So the job listing I answered for my current job actually listed the title as "IT Generalist." I work for a Managed Services Provider - basically I'm outsourced IT. We have specialties within what we do - I, for instance, do most of our Exchange work - but we all pick up the slack where it's needed. In larger organizations, such as my best friend just went to work for, there are teams that are responsible for specific areas of the infrastructure. He's on the web services team, maintaining the servers that drive the web application. There's a helpdesk team there, and also a more generic infrastructure team that deals with non-client facing systems. This works for them because they have 3000+ employees and a large IT staff.
There's definitely a place for specialization. That place, to me, is within a very large team. If you have 30 admins, you can afford to have 5 of them be the mailserver group. There's coverage if one is out sick or on vacation, and enough institutional knowledge that if one leaves, the infrastructure won't crash.
In a 3 person org, such as you were in, you HAVE to be more of a generalist. You may well be the best Exchange admin on earth, but when the fileserver goes down and Bob The Fileserver Guy is out on paternity leave, management is going to turn to you to fix it. So you need to have the knowledge to figure out what's going wrong, and make a stab at fixing it. Throwing your hands up in the air and saying "I'm the email guy" does not help your organization (or impress your boss).
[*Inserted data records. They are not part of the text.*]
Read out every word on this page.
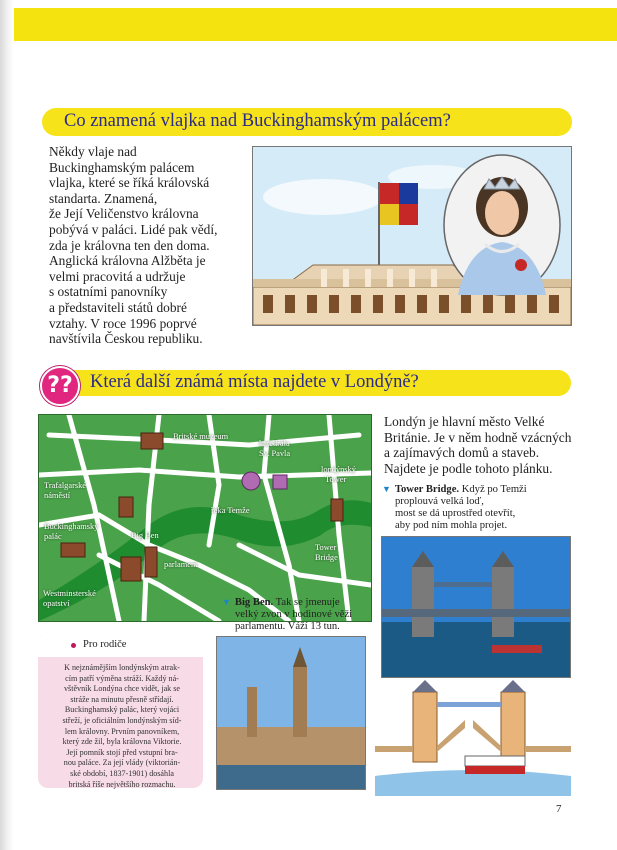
Co znamená vlajka nad Buckinghamským palácem?
Někdy vlaje nad
Buckinghamským palácem
vlajka, které se říká královská
standarta. Znamená,
že Její Veličenstvo královna
pobývá v paláci. Lidé pak vědí,
zda je královna ten den doma.
Anglická královna Alžběta je
velmi pracovitá a udržuje
s ostatními panovníky
a představiteli států dobré
vztahy. V roce 1996 poprvé
navštívila Českou republiku.
Která další známá místa najdete v Londýně?
??
Londýn je hlavní město Velké
Británie. Je v něm hodně vzácných
a zajímavých domů a staveb.
Najdete je podle tohoto plánku.
Britské muzeum
katedrála
Sv. Pavla
londýnský
Tower
Trafalgarské
náměstí
řeka Temže
Buckinghamský
palác	Big Ben
parlament
Tower
Bridge
Westminsterské
opatství
▼ Tower Bridge. Když po Temži
proplouvá velká loď,
most se dá uprostřed otevřít,
aby pod ním mohla projet.
▼ Big Ben. Tak se jmenuje
velký zvon v hodinové věži
parlamentu. Váží 13 tun.
Pro rodiče
K nejznámějším londýnským atrak-
cím patří výměna stráží. Každý ná-
vštěvník Londýna chce vidět, jak se
stráže na minutu přesně střídají.
Buckinghamský palác, který vojáci
střeží, je oficiálním londýnským síd-
lem královny. Prvním panovníkem,
který zde žil, byla královna Viktorie.
Její pomník stojí před vstupní bra-
nou paláce. Za její vlády (viktorián-
ské období, 1837-1901) dosáhla
britská říše největšího rozmachu.
7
If you genuinely love one aspect of IT - networking, Linux Samba administration, or whatever - great. Specialize in that. But know that you need to know how the rest of your environment works or your organization runs the risk of lack of coverage, and, more importantly to me at least, your troubleshooting will take much longer. Also - products change, concepts don't. If you love email and admin Exchange - great. Concentrate on the email aspects of things. The next version of Exchange may kill the product line, and then where will you be? I tend to view generalization as a hedge against unemployment a bit too.